Cláudio Castro: TSE decide futuro eleitoral de ex-governador do RJ

Aliados de Lula buscam esclarecimentos sobre Cláudio Castro no TSE

A situação eleitoral do ex-governador do Rio de Janeiro, Cláudio Castro (PL), tornou-se o centro de uma nova disputa jurídica. Aliados do presidente Luiz Inácio Lula da Silva e do ex-prefeito Eduardo Paes (PSD) protocolaram um pedido de esclarecimento no Tribunal Superior Eleitoral (TSE) para definir se o diploma de Castro foi cassado.

A ação foi impulsionada pelo pré-candidato a deputado federal Marcelo Freixo (PT-RJ), que apresentou um recurso na Corte eleitoral na última terça-feira, 28. O objetivo é obter uma resposta definitiva sobre a perda do diploma, um ponto crucial para as ambições políticas de Castro.

Incertezas no Acórdão do TSE

Segundo o grupo ligado a Eduardo Paes, que apoia a candidatura de Castro ao governo do Estado, o acórdão do julgamento que declarou o ex-governador inelegível, publicado pelo TSE em 23 de maio, é ambíguo. A interpretação é que a decisão não esclarece completamente se o tribunal julgou prejudicada a análise sobre a perda do diploma, além do próprio mandato que ele ocupava.

Essa falta de clareza, argumentam os adversários de Castro, pode permitir que ele contorne sua inelegibilidade. O ex-governador renunciou ao cargo antes do fim do julgamento, numa tentativa de evitar a cassação direta, mas a decisão do TSE já o tornou inelegível.

Cassação vs.
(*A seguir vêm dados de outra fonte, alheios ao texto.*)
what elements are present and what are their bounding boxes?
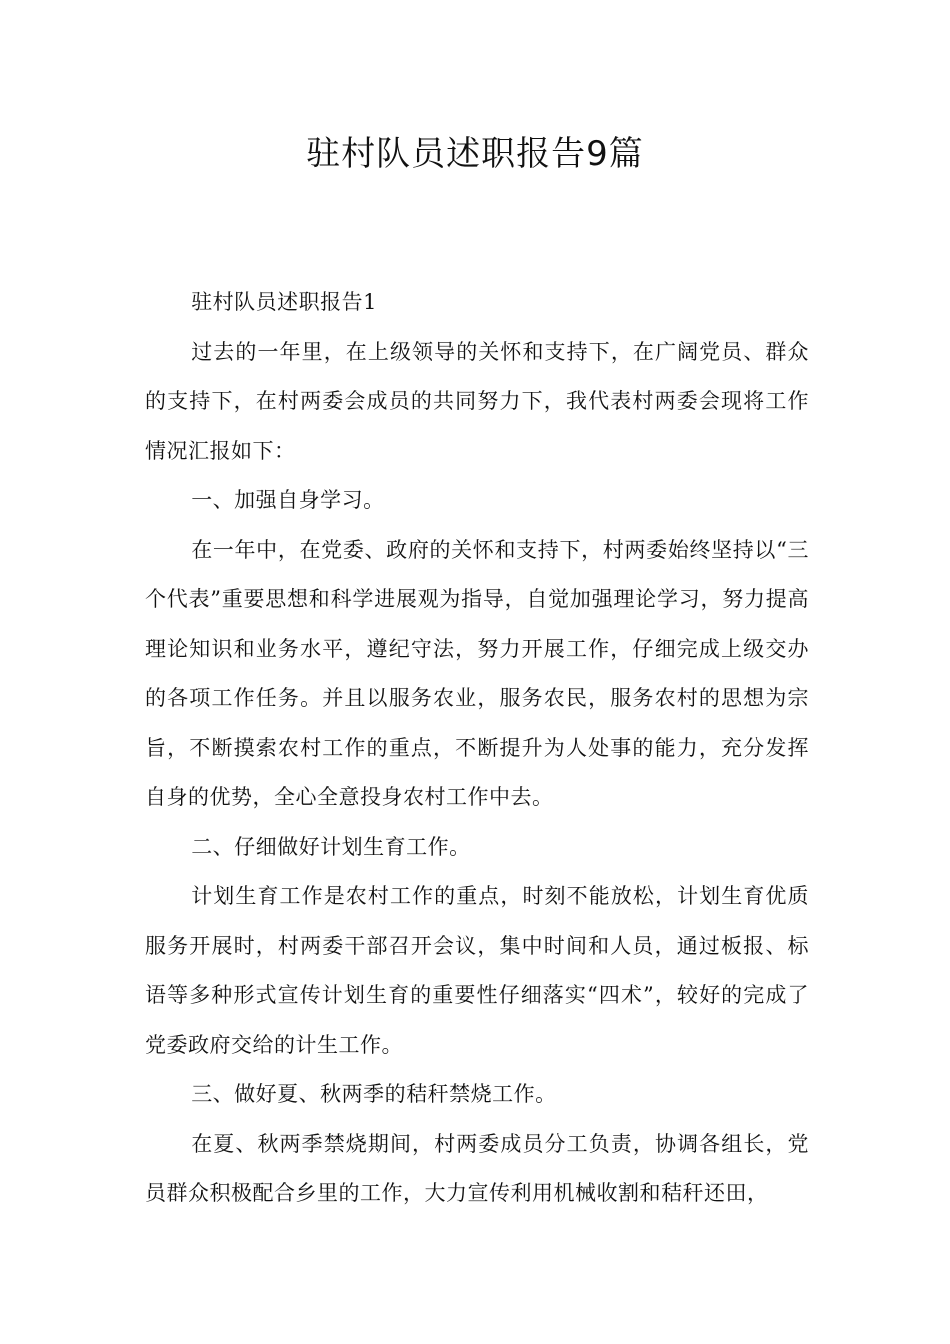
body-paragraph: 在一年中，在党委、政府的关怀和支持下，村两委始终坚持以“三个代表”重要思想和科学进展观为指导，自觉加强理论学习，努力提高理论知识和业务水平，遵纪守法，努力开展工作，仔细完成上级交办的各项工作任务。并且以服务农业，服务农民，服务农村的思想为宗旨，不断摸索农村工作的重点，不断提升为人处事的能力，充分发挥自身的优势，全心全意投身农村工作中去。 [145,537,809,809]
document-title: 驻村队员述职报告9篇 [306,134,644,174]
section-heading: 驻村队员述职报告1 [191,290,378,314]
section-heading: 一、加强自身学习。 [191,488,385,512]
section-heading: 二、仔细做好计划生育工作。 [191,834,471,859]
body-paragraph: 在夏、秋两季禁烧期间，村两委成员分工负责，协调各组长，党员群众积极配合乡里的工作，大力宣传利用机械收割和秸秆还田， [145,1131,809,1205]
body-paragraph: 计划生育工作是农村工作的重点，时刻不能放松，计划生育优质服务开展时，村两委干部召开会议，集中时间和人员，通过板报、标语等多种形式宣传计划生育的重要性仔细落实“四术”，较好的完成了党委政府交给的计生工作。 [145,884,809,1057]
section-heading: 三、做好夏、秋两季的秸秆禁烧工作。 [191,1082,557,1106]
body-paragraph: 过去的一年里，在上级领导的关怀和支持下，在广阔党员、群众的支持下，在村两委会成员的共同努力下，我代表村两委会现将工作情况汇报如下： [145,339,809,463]
document-body [145,278,809,1219]
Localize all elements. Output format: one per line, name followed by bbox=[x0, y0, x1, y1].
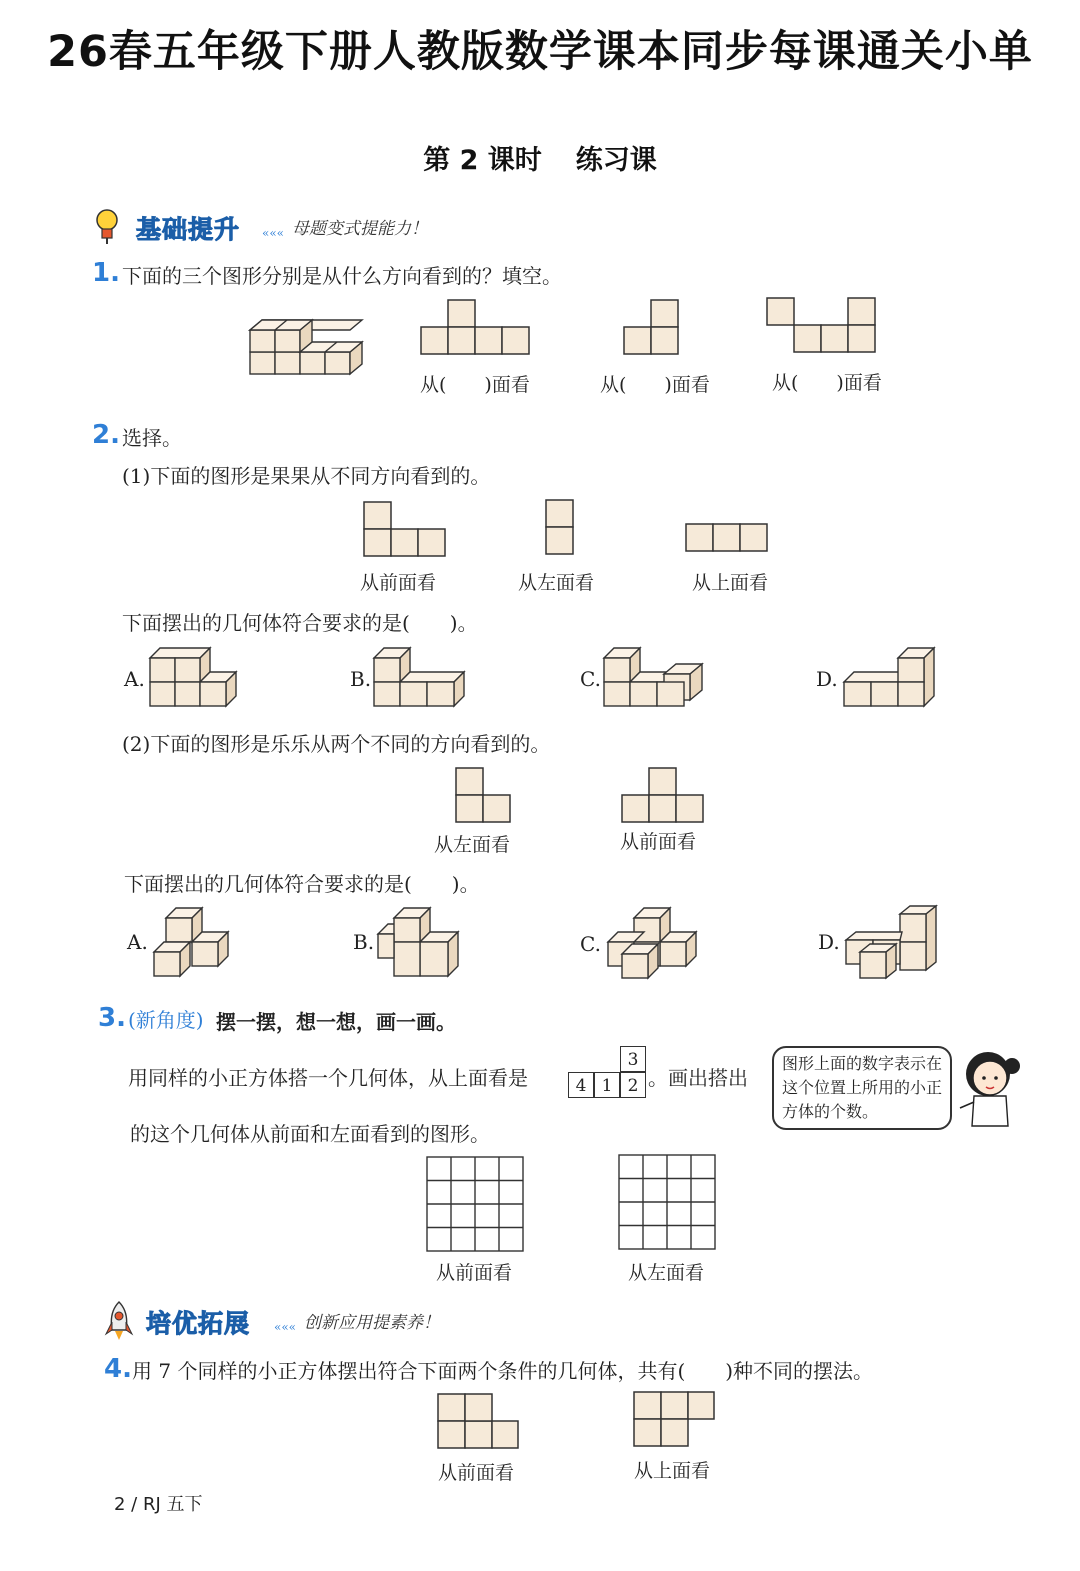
question-3-text: 摆一摆，想一想，画一画。 bbox=[216, 1010, 456, 1034]
q1-view-1 bbox=[420, 298, 530, 358]
q1-answer-1[interactable]: 从( )面看 bbox=[420, 374, 530, 396]
q2-2-option-c-label[interactable]: C. bbox=[580, 932, 601, 956]
q2-part1-text: (1)下面的图形是果果从不同方向看到的。 bbox=[122, 464, 491, 488]
question-1-text: 下面的三个图形分别是从什么方向看到的？填空。 bbox=[122, 264, 562, 288]
q2-1-left-view bbox=[544, 498, 576, 556]
lesson-number: 第 2 课时 bbox=[423, 145, 542, 176]
q2-2-option-b-figure[interactable] bbox=[374, 904, 464, 982]
q2-1-view-label-top: 从上面看 bbox=[692, 572, 769, 594]
question-1-number: 1. bbox=[92, 258, 120, 288]
q2-part2-text: (2)下面的图形是乐乐从两个不同的方向看到的。 bbox=[122, 732, 551, 756]
question-2-number: 2. bbox=[92, 420, 120, 450]
q1-answer-2[interactable]: 从( )面看 bbox=[600, 374, 710, 396]
q2-2-option-b-label[interactable]: B. bbox=[353, 930, 375, 954]
question-4-text[interactable]: 用 7 个同样的小正方体摆出符合下面两个条件的几何体，共有( )种不同的摆法。 bbox=[132, 1359, 874, 1383]
lesson-title bbox=[0, 138, 1080, 177]
q2-1-option-c-label[interactable]: C. bbox=[580, 667, 601, 691]
q2-2-option-a-figure[interactable] bbox=[150, 904, 234, 982]
page-footer: 2 / RJ 五下 bbox=[114, 1494, 203, 1515]
q1-answer-3[interactable]: 从( )面看 bbox=[772, 372, 882, 394]
chevrons-icon-2: ««« bbox=[274, 1320, 297, 1334]
section-subtitle-advanced: 创新应用提素养！ bbox=[304, 1313, 440, 1333]
q3-line1-b: 。画出搭出 bbox=[648, 1066, 748, 1090]
q2-2-option-d-label[interactable]: D. bbox=[818, 930, 840, 954]
q2-part1-question[interactable]: 下面摆出的几何体符合要求的是( )。 bbox=[122, 611, 478, 635]
q1-view-2 bbox=[622, 298, 682, 358]
section-title-advanced: 培优拓展 bbox=[146, 1309, 251, 1338]
lesson-name: 练习课 bbox=[575, 145, 657, 176]
q2-2-view-label-left: 从左面看 bbox=[434, 834, 511, 856]
q3-bottom-cell-2: 1 bbox=[594, 1072, 620, 1098]
q4-view-label-front: 从前面看 bbox=[438, 1462, 515, 1484]
q2-1-option-b-figure[interactable] bbox=[370, 644, 470, 714]
q3-top-view-grid bbox=[566, 1046, 648, 1098]
question-2-text: 选择。 bbox=[122, 426, 182, 450]
q2-1-view-label-left: 从左面看 bbox=[518, 572, 595, 594]
girl-icon bbox=[950, 1040, 1024, 1132]
q3-line1-a: 用同样的小正方体搭一个几何体，从上面看是 bbox=[128, 1066, 528, 1090]
q2-1-top-view bbox=[684, 522, 769, 554]
q2-1-option-d-figure[interactable] bbox=[840, 644, 950, 714]
section-subtitle-basic: 母题变式提能力！ bbox=[292, 219, 428, 239]
q3-new-angle-tag: (新角度) bbox=[128, 1008, 204, 1032]
q3-bottom-cell-3: 2 bbox=[620, 1072, 646, 1098]
q2-1-option-d-label[interactable]: D. bbox=[816, 667, 838, 691]
q2-1-view-label-front: 从前面看 bbox=[360, 572, 437, 594]
q2-1-option-a-label[interactable]: A. bbox=[124, 667, 145, 691]
q3-bottom-cell-1: 4 bbox=[568, 1072, 594, 1098]
question-3-number: 3. bbox=[98, 1003, 126, 1033]
question-4-number: 4. bbox=[104, 1354, 132, 1384]
page-banner: 26春五年级下册人教版数学课本同步每课通关小单 bbox=[47, 27, 1033, 77]
q2-2-view-label-front: 从前面看 bbox=[620, 831, 697, 853]
section-title-basic: 基础提升 bbox=[136, 215, 241, 244]
q3-top-cell-3: 3 bbox=[620, 1046, 646, 1072]
q2-2-front-view bbox=[620, 766, 705, 824]
q2-1-front-view bbox=[362, 500, 447, 558]
q3-grid-label-front: 从前面看 bbox=[436, 1262, 513, 1284]
q3-front-grid[interactable] bbox=[426, 1156, 526, 1254]
q2-1-option-b-label[interactable]: B. bbox=[350, 667, 372, 691]
q2-1-option-a-figure[interactable] bbox=[146, 644, 242, 714]
q1-view-3 bbox=[765, 296, 877, 356]
q4-view-label-top: 从上面看 bbox=[634, 1460, 711, 1482]
q3-line2: 的这个几何体从前面和左面看到的图形。 bbox=[130, 1122, 490, 1146]
q3-hint-bubble: 图形上面的数字表示在这个位置上所用的小正方体的个数。 bbox=[772, 1046, 952, 1130]
q2-2-left-view bbox=[454, 766, 514, 824]
q3-left-grid[interactable] bbox=[618, 1154, 718, 1252]
q4-front-view bbox=[436, 1392, 520, 1450]
lightbulb-icon bbox=[92, 206, 124, 246]
chevrons-icon: ««« bbox=[262, 226, 285, 240]
q2-part2-question[interactable]: 下面摆出的几何体符合要求的是( )。 bbox=[124, 872, 480, 896]
q3-grid-label-left: 从左面看 bbox=[628, 1262, 705, 1284]
section-header-basic bbox=[92, 206, 124, 250]
q2-2-option-d-figure[interactable] bbox=[842, 904, 942, 982]
rocket-icon bbox=[104, 1300, 134, 1342]
q2-2-option-a-label[interactable]: A. bbox=[127, 930, 148, 954]
q2-2-option-c-figure[interactable] bbox=[604, 904, 700, 982]
q1-solid-figure bbox=[240, 300, 370, 380]
q2-1-option-c-figure[interactable] bbox=[600, 644, 710, 714]
q4-top-view bbox=[632, 1390, 716, 1448]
Renúncia: Impactos na Sucessão Estadual

O TSE publicou o acórdão do julgamento que tornou Cláudio Castro inelegível por abuso de poder político e econômico nas eleições de 2022. A maioria dos ministros entendeu que sua saída do cargo se deu por renúncia, e não por cassação. Essa distinção tem implicações diretas no processo de sucessão no governo do Rio de Janeiro.

Em casos de cassação, a lei prevê a realização de novas eleições diretas. Contudo, em situações de vacância por renúncia, como a que o TSE considerou no caso de Castro, a Constituição estadual permite a eleição indireta pela Assembleia Legislativa do Estado (Alerj). Essa possibilidade abre caminho para que a própria Alerj escolha o novo governador.

STF e TJ-RJ no Comando Interino

O debate sobre a sucessão já chegou ao Supremo Tribunal Federal (STF), acionado pelo PSD de Eduardo Paes. O julgamento no STF foi iniciado, mas suspenso por um pedido de vista do ministro Flávio Dino. A expectativa é que a retomada ocorra após a publicação do acórdão do TSE.

Enquanto não há uma decisão final, o governo do Estado permanece sob o comando interino do presidente do Tribunal de Justiça do Rio de Janeiro (TJ-RJ), desembargador Ricardo Couto. Recentemente, a Alerj elegeu o deputado Douglas Ruas (PL) como seu novo presidente, e a Mesa Diretora da Casa já acionou o STF para pedir a posse imediata de Ruas como governador interino, argumentando que sua eleição representa um fato novo na linha sucessória.